I also found the following SO question speaking of finding indexes to perform this task, but was not able to find anything concise about grabbing overlapping matches in the R language.
I can perform this task in most any language that supports (PCRE) by using a Positive Lookahead assertion while implementing a capturing group inside of the lookahead to capture the overlapped matches.

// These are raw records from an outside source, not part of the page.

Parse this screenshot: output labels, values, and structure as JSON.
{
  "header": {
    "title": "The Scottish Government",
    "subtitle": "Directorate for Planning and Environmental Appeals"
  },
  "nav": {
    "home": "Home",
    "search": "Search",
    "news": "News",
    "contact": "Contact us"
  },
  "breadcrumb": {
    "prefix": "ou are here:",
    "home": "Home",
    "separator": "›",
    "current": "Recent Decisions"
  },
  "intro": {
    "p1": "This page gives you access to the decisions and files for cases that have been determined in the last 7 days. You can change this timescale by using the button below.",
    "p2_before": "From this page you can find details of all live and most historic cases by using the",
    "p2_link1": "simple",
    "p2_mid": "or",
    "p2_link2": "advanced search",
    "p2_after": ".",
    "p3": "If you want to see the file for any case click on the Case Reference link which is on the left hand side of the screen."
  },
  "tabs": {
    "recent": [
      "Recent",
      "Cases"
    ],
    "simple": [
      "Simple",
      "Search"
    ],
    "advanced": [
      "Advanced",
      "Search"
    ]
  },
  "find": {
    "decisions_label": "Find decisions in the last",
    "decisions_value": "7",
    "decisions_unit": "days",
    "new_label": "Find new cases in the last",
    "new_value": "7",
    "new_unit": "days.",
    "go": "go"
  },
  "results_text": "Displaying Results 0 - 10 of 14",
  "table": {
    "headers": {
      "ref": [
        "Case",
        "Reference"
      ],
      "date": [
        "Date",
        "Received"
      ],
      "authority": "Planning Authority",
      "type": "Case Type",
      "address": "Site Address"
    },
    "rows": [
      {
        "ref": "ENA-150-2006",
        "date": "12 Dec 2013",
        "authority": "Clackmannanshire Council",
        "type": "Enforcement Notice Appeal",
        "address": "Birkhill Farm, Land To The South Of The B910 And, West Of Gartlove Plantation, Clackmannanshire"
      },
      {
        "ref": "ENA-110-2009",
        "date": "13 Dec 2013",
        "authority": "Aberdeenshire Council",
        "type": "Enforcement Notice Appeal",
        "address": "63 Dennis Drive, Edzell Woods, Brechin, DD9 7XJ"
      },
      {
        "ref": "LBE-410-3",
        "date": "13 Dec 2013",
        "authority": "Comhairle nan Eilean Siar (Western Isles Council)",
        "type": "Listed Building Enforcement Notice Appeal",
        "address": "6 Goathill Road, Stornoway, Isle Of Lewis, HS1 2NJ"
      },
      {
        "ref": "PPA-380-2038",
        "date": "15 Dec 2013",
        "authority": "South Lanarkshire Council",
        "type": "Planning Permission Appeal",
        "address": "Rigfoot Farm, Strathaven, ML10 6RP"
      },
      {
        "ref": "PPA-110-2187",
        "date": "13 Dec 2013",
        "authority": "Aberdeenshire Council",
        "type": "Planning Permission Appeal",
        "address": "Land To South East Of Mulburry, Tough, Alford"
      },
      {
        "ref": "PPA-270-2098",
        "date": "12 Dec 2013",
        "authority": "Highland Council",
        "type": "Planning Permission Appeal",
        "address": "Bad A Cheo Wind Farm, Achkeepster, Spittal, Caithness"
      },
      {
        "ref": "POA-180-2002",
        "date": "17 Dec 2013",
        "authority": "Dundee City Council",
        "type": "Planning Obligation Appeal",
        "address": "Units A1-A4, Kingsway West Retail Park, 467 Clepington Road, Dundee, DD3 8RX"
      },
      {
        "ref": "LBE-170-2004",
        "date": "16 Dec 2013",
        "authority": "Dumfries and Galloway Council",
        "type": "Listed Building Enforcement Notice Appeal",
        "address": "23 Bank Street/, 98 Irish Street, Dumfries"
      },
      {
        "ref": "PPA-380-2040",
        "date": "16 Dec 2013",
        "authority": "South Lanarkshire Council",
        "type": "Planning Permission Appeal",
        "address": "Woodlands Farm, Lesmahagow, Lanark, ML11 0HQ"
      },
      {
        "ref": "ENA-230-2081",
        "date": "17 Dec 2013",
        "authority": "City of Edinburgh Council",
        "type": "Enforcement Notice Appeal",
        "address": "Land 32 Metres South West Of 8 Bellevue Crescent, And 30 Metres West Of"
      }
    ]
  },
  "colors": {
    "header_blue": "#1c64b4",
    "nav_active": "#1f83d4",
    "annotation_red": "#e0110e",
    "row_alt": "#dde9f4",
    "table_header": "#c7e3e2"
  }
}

But, while actually performing this the same way I would in other languages, using perl=T
in R, no results yield.
> x <- 'ACCACCACCAC'
> regmatches(x, gregexpr('(?=([AC]C))', x, perl=T))[[1]]
[1] "" "" "" "" "" "" ""
The same goes for using both the stringi
and stringr
package.
> library(stringi)
> library(stringr)
> stri_extract_all_regex(x, '(?=([AC]C))')[[1]]
[1] "" "" "" "" "" "" ""
> str_extract_all(x, perl('(?=([AC]C))'))[[1]]
[1] "" "" "" "" "" "" ""
The correct results that should be returned when executing this are:
[1] "AC" "CC" "AC" "CC" "AC" "CC" "AC"
I am well aware that regmatches
does not work well with captured matches, but what exactly causes this behavior in regmatches and why are no results returned? I am scavenging for a somewhat detailed answer.
Is the stringi
and stringr
package not capable of performing this over regmatches
?
Please feel free to add to my answer or come up with a different workaround than I have found.
The standard regmatches
does not work well with captured matches (specifically multiple captured matches in the same string). And in this case, since you're "matching" a look ahead (ignoring the capture), the match itself is zero-length. There is also a regmatches()<-
function that may illustrate this. Obseerve
x <- 'ACCACCACCAC'
m <- gregexpr('(?=([AC]C))', x, perl=T)
regmatches(x, m) <- "~"
x
# [1] "~A~CC~A~CC~A~CC~AC"
Notice how all the letters are preserved, we've just replaced the locations of the zero-length matches with something we can observe.
I've created a regcapturedmatches() function that I often use for such tasks. For example
x <- 'ACCACCACCAC'
regcapturedmatches(x, gregexpr('(?=([AC]C))', x, perl=T))[[1]]
# [,1] [,2] [,3] [,4] [,5] [,6] [,7]
# [1,] "AC" "CC" "AC" "CC" "AC" "CC" "AC"
The gregexpr
is grabbing all the data just fine so you can extract it from that object anyway you life if you prefer not to use this helper function.